“Non so quante persone in questa sala, oltre a chi ci lavora, è mai entrata in carcere. Noi di AVS abbiamo visitato dieci istituti fino ad ora, io sei nell’ultima settimana”. Giulia Marro ha aperto così il suo intervento durante la seduta straordinaria di stamattina del Consiglio regionale, dedicata alle condizioni di lavoro della Polizia Penitenziaria.
“Sono stata a Cuneo, con più regolarità, per cercare di comprenderne meglio la quotidianità e andare più in profondità nelle difficoltà strutturali esistenti. - ha detto la consigliera cuneese di AVS - L’episodio di ieri mi conferma quanto questa struttura sia in forte crisi e sia importante presidiare questo luogo, in cui, peraltro, i volontari mi comunicano sia ormai difficilissimo fare attività. Per la prima volta da trentacinque anni entrano in struttura ma attendono invano l’arrivo dei detenuti.

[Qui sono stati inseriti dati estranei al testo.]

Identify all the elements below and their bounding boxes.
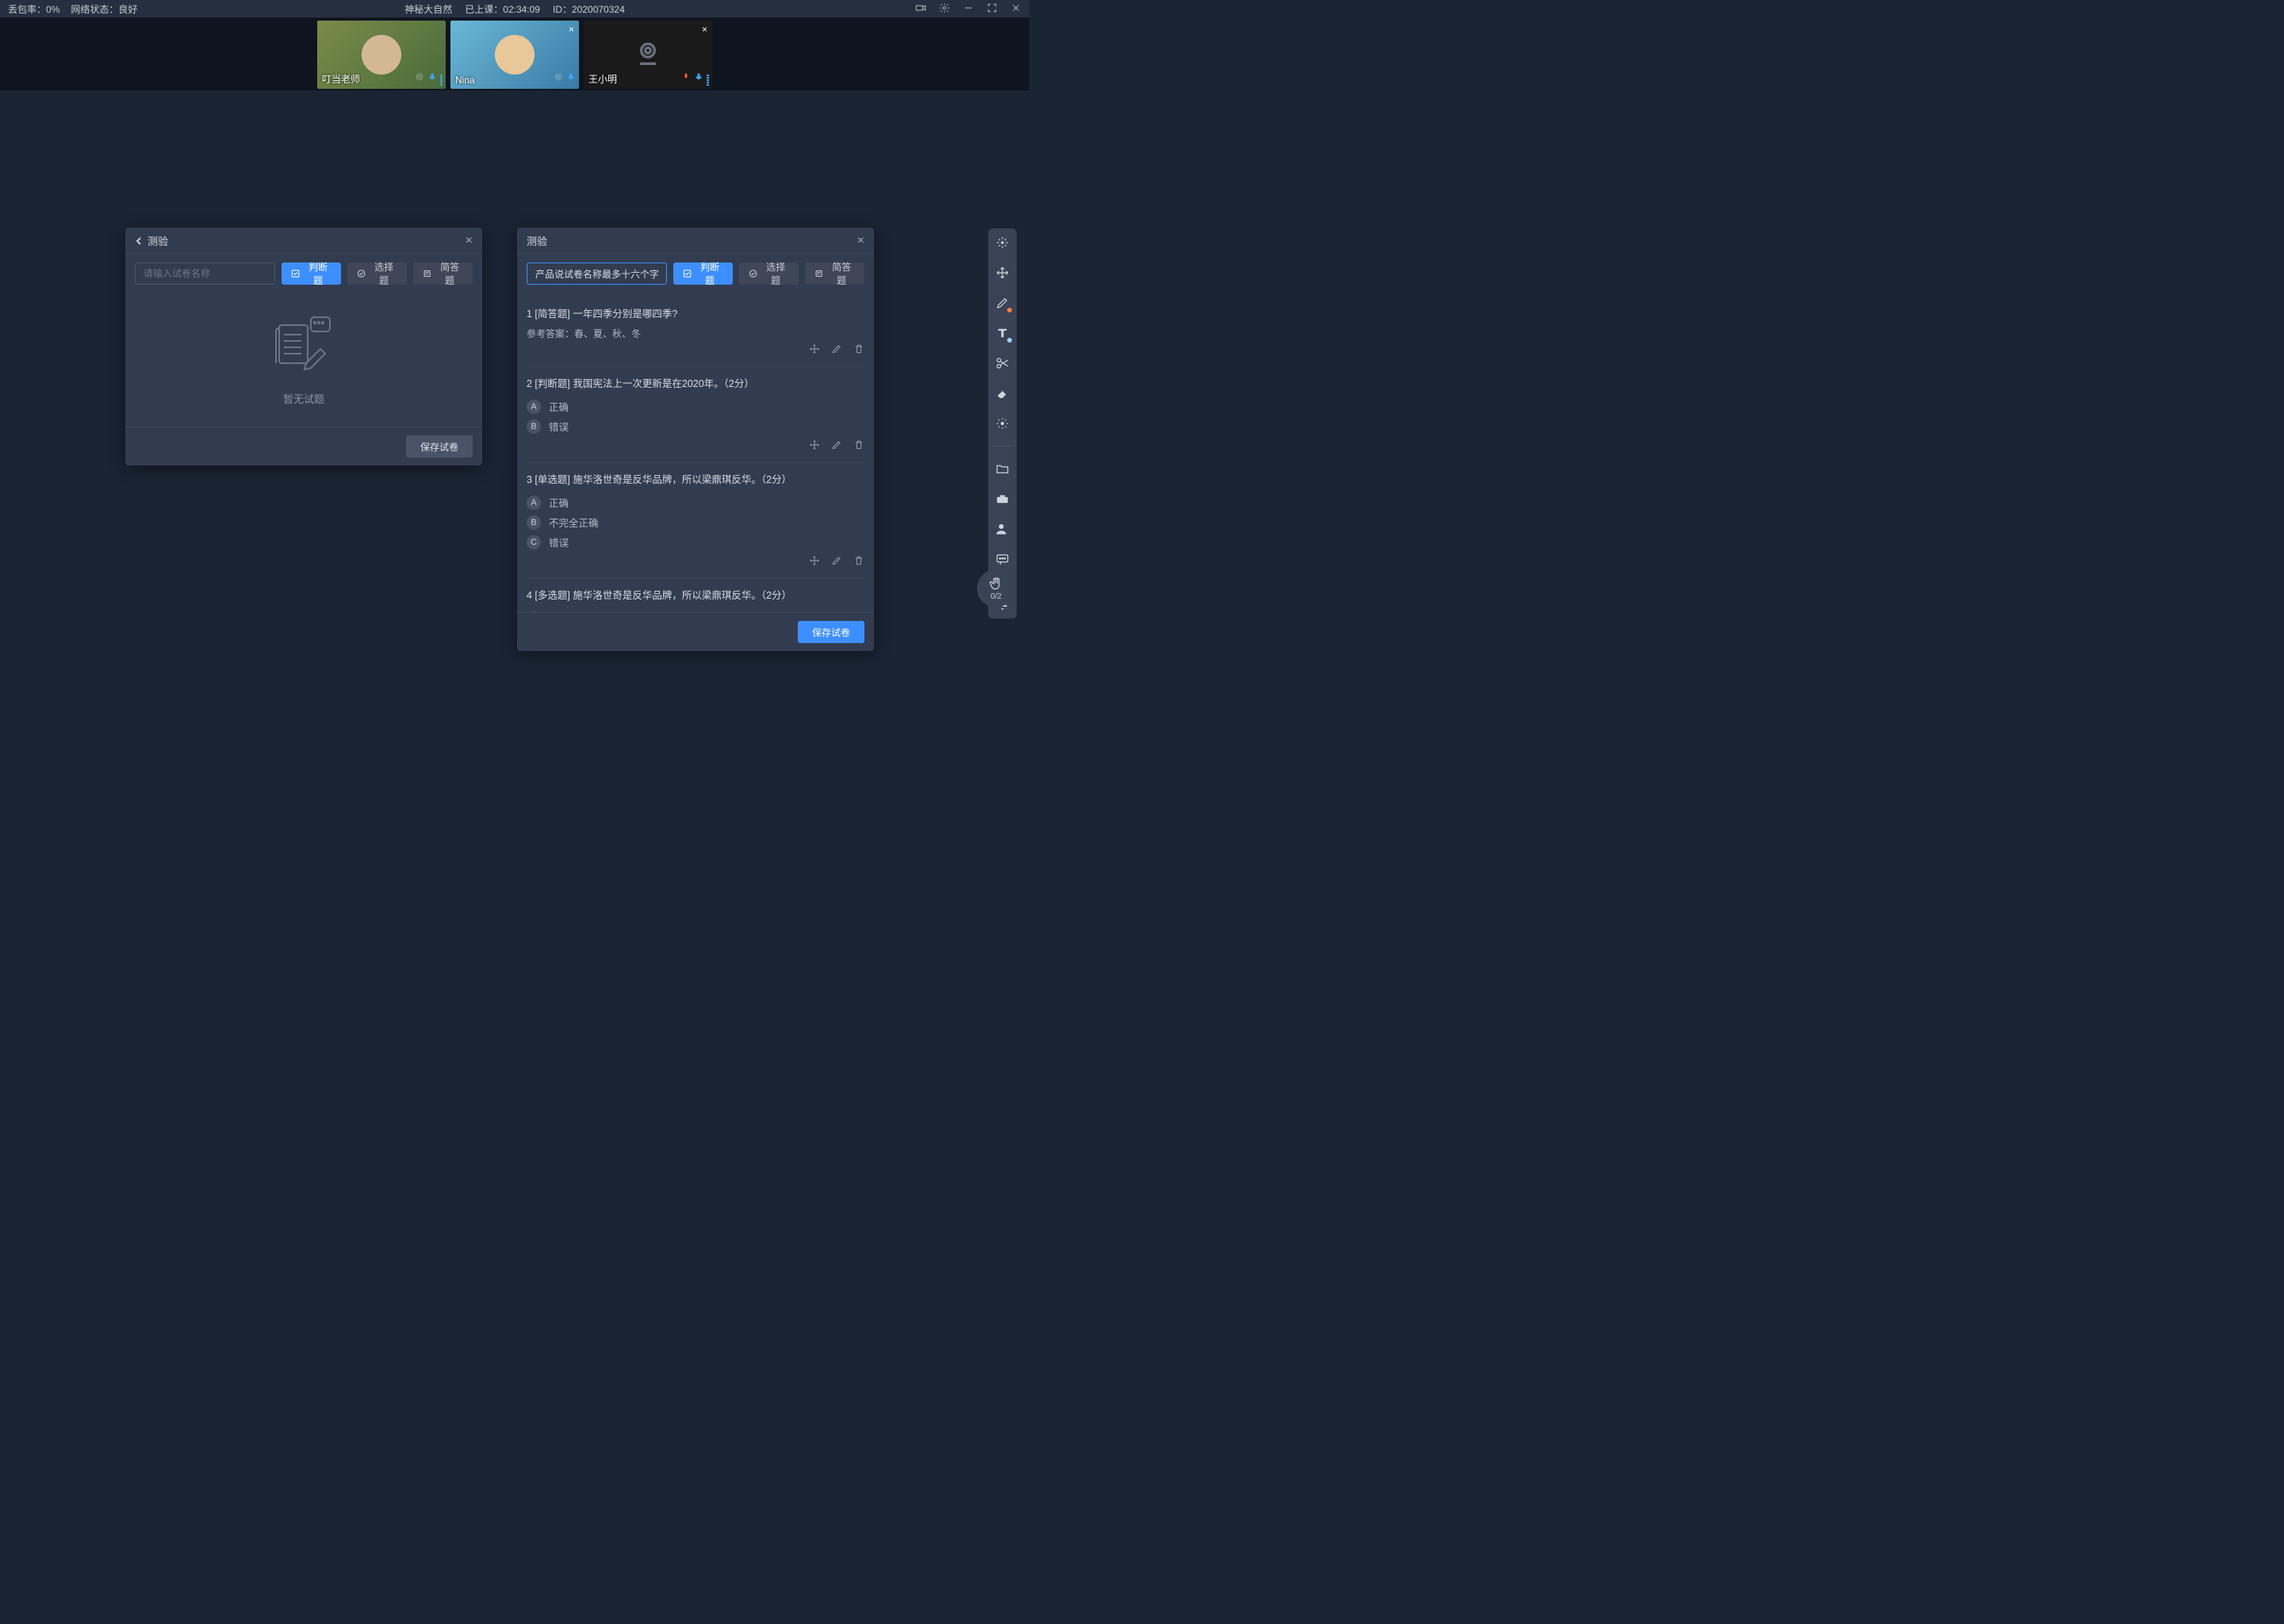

Tornerò questo pomeriggio per verificare lo stato della sezione danneggiata e per approfondire la ragione della rivolta”.
Nel suo intervento Marro ha fornito una lunga analisi delle problematiche incontrate nei penitenziari piemontesi durante le sue visite: “Gli agenti incontrati mi confidano che il problema principale, dopo la preoccupante mancanza di personale, è la popolazione detenuta che è cambiata. Più violenta, più irrispettosa delle regole anche dentro il carcere. La nostra società sta cambiando: sono aumentate le persone con fragilità socio-sanitarie, è cresciuta la popolazione di origine straniera. Questo cambiamento si riflette sulla popolazione carceraria che, come del resto fuori dal carcere, ha evidentemente bisogno di essere presa in carico in modo diverso. Se continuiamo a puntare sulla repressione, dentro e fuori dal carcere, non possiamo sperare in un reale miglioramento della situazione. Il risultato che otteniamo infatti è quello di avere maggiori tensioni, tra detenuti, tra agenti e detenuti, ma anche tra agenti stessi”.

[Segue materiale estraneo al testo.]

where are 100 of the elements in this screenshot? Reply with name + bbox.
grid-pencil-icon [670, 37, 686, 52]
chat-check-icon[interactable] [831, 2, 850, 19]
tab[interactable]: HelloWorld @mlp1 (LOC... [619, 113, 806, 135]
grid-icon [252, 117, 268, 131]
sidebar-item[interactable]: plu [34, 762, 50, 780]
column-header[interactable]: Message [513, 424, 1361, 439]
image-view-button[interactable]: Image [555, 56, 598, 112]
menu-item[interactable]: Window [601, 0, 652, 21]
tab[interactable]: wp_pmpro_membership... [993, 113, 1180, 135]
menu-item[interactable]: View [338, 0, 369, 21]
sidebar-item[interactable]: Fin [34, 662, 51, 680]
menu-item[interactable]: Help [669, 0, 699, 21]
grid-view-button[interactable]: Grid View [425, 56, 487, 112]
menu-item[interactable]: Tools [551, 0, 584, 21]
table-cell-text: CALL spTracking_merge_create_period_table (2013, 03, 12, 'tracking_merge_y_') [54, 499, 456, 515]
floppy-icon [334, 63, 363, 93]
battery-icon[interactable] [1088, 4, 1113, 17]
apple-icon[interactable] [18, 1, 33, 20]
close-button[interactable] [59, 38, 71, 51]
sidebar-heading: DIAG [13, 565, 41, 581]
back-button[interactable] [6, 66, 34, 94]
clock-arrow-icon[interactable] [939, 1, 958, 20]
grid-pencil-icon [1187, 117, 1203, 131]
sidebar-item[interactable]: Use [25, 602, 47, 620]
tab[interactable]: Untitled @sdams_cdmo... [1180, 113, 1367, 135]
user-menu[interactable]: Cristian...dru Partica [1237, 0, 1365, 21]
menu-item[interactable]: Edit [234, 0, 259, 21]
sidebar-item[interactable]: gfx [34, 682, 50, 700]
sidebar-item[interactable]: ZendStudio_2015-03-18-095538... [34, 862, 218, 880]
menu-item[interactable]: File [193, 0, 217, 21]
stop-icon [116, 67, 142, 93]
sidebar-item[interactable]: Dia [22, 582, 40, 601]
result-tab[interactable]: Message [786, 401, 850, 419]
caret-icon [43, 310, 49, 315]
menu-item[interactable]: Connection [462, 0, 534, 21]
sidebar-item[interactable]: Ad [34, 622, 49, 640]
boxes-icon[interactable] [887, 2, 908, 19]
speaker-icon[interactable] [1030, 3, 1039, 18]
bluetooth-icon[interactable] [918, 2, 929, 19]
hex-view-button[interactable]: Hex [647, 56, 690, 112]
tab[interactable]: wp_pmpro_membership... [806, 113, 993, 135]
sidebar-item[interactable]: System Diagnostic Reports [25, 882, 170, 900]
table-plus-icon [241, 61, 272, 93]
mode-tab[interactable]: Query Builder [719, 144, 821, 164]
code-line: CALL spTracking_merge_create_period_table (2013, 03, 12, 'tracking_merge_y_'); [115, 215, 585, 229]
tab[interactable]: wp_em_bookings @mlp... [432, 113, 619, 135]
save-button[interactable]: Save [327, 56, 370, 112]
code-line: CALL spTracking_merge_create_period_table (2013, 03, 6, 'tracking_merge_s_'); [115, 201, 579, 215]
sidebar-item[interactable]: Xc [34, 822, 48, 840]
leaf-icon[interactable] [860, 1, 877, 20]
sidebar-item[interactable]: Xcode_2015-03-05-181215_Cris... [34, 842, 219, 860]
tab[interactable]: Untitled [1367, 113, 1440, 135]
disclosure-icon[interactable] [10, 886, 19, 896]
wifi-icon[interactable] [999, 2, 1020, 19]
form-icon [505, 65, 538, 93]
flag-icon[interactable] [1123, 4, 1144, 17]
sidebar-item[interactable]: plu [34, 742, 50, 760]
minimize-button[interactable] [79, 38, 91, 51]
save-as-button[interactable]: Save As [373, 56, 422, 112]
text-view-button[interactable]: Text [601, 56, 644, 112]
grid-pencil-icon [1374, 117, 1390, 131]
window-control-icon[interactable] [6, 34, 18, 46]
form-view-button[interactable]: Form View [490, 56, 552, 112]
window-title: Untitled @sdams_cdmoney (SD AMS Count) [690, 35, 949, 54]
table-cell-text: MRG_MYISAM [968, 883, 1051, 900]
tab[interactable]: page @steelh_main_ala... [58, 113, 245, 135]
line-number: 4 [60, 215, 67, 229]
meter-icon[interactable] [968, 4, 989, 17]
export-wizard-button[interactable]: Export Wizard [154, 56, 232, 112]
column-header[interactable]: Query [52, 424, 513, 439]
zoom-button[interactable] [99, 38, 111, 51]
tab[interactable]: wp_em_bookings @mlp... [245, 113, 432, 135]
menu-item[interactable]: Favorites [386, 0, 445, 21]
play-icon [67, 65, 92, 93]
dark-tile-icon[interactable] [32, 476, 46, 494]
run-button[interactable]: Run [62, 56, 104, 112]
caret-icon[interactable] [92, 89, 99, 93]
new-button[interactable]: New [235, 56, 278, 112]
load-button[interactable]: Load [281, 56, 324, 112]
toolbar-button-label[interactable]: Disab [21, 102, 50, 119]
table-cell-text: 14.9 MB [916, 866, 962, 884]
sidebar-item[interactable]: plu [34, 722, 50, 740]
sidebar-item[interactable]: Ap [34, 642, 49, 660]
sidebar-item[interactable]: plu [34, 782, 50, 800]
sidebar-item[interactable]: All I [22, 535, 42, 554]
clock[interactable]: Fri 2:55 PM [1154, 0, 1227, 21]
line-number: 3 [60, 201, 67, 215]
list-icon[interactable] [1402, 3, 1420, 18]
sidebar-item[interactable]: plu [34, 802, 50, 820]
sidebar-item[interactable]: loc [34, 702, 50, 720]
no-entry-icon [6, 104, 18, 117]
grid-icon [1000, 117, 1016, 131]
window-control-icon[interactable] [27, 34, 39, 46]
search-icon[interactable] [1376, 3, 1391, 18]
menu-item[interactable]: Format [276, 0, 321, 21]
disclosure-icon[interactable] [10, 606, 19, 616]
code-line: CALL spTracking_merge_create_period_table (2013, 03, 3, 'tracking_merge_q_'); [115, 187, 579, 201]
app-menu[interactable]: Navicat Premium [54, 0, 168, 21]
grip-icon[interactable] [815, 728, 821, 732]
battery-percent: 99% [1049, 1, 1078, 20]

Tema ricorrente, toccato spesso anche dai sindacati di categoria, è quello relativo alla carenza di personale: “Si dice che dovrebbe aumentare il numero degli agenti, ma tra il 2019 e il 2023 i concorsi banditi per l’assunzione di 10 mila nuove unità ha portato all’inserimento di molti giovani alla loro prima esperienza, con una formazione di soli sei mesi, prevalentemente incentrata sul contenimento fisico. E finiscono per pagare carissimo il prezzo di una formazione che non li prepara a far fronte alle situazioni che dovranno affrontare”.

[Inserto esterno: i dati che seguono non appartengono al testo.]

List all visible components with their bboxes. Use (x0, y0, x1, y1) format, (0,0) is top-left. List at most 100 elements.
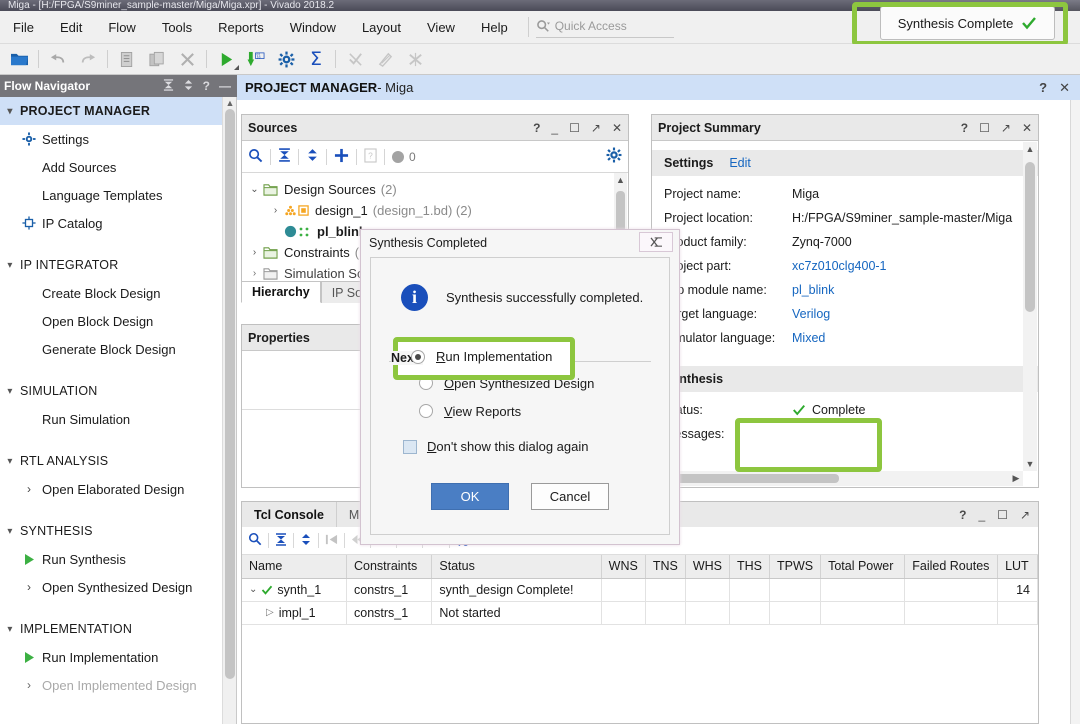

“A completare questo allarmante quadro di inadeguatezza del sistema carcerario, - ha detto ancora Marro - concorre poi la mancanza di personale socio-educativo e sanitario all’interno di quelle mura. Gli agenti spesso si ritrovano senza strumenti e senza competenze, a svolgere questi ruoli che, pur evidentemente necessari per mantenere il benessere dei detenuti, non sono adeguatamente rappresentati nell’organico penitenziario. E non è difficile capire a cosa sia dovuta questa carenza, visto che a fronte di un aumento delle persone con fragilità psichiche la sanità piemontese continua a contribuire sul tema con un investimento minimo, pari al 3% del budget. E le conseguenze le vediamo dentro, ma anche fuori dal carcere. Perché vediamo sempre il carcere come qualcosa di altro dalla società, come un non luogo a sé stante. Ma è sempre tutto collegato”.
Il ritardo o la mancata presa in carico dei detenuti è collegato a doppio filo con un altro grande problema degli istituti piemontesi: Il sovraffollamento. Ancora Marro: “Un carico di lavoro ingestibile per gli agenti, che causa un peggioramento delle condizioni di convivenza e aumenta le tensioni interne causando ritardi e carenze nei servizi essenziali, come formazione, sanità e intervento della magistratura. La Corte per i diritti dell’uomo ha chiesto di ridurre il numero delle persone presenti in carcere o di tenerle maggiormente impegnate con attività formative o ricreative. Abbiamo risposto aprendo le celle, ma tenendo le persone chiuse nei corridoi, senza lavorare sul sovraffollamento e sulle attività riabilitative. Come possiamo stupirci dei disordini? Chi ha problemi di cattiva condotta va in sezioni che subiscono più restrizioni. Tutti insieme, quando spesso mancano gli agenti per sorvegliarli. Una pentola e pressione che può scoppiare in ogni momento”.
Queste, in conclusione, le proposte della consigliera regionale cuneese: “Dobbiamo iniziare a orientare il sistema penitenziario italiano verso un modello più riabilitativo e meno punitivo. È fondamentale offrire agli agenti penitenziari una formazione specializzata che li prepari a gestire i detenuti in modo umano, con corsi di psicologia, risoluzione dei conflitti e sostegno sociale. Oltre ovviamente ad aumentarne il numero. Non possiamo trascurare l’importanza della formazione professionale e del supporto psicologico per i detenuti. Investire in istruzione, riqualificazione e programmi di assistenza psicosociale e di supporto per chi presenta dipendenze aiuterà a ridurre la recidiva e a offrire opportunità di reinserimento reale. Dobbiamo investire sull’edilizia carceraria, creare spazi razionali, dignitosi, vivibili, che facilitino lo svolgimento delle attività e il lavoro del personale. Dobbiamo far entrare più mediatori culturali nelle carceri per rispondere efficacemente alle recenti evoluzioni della popolazione carceraria, rendere i servizi più efficaci e favorire relazioni positive tra popolazione detenuta e lavoratori. Dobbiamo ricostruire il patto sociale per cui chi va in carcere sa che la pena è commisurata al crimine, e il carcere non rappresenta una sospensione dei propri diritti. Altrimenti chi ne uscirà, quando uscirà, avrà sviluppato più facilmente comportamenti anti sociali, non credendo più nell’esistenza di uno stato a cui non solo chiedere diritti, ma anche corrispondere dei doveri. Pensare al carcere significa lavorare per il bene di tutta la società. Oggi è nostro dovere garantire che non resti un luogo di abbandono e tensione, ma diventi uno spazio in cui le persone possano costruire una nuova possibilità per il futuro”.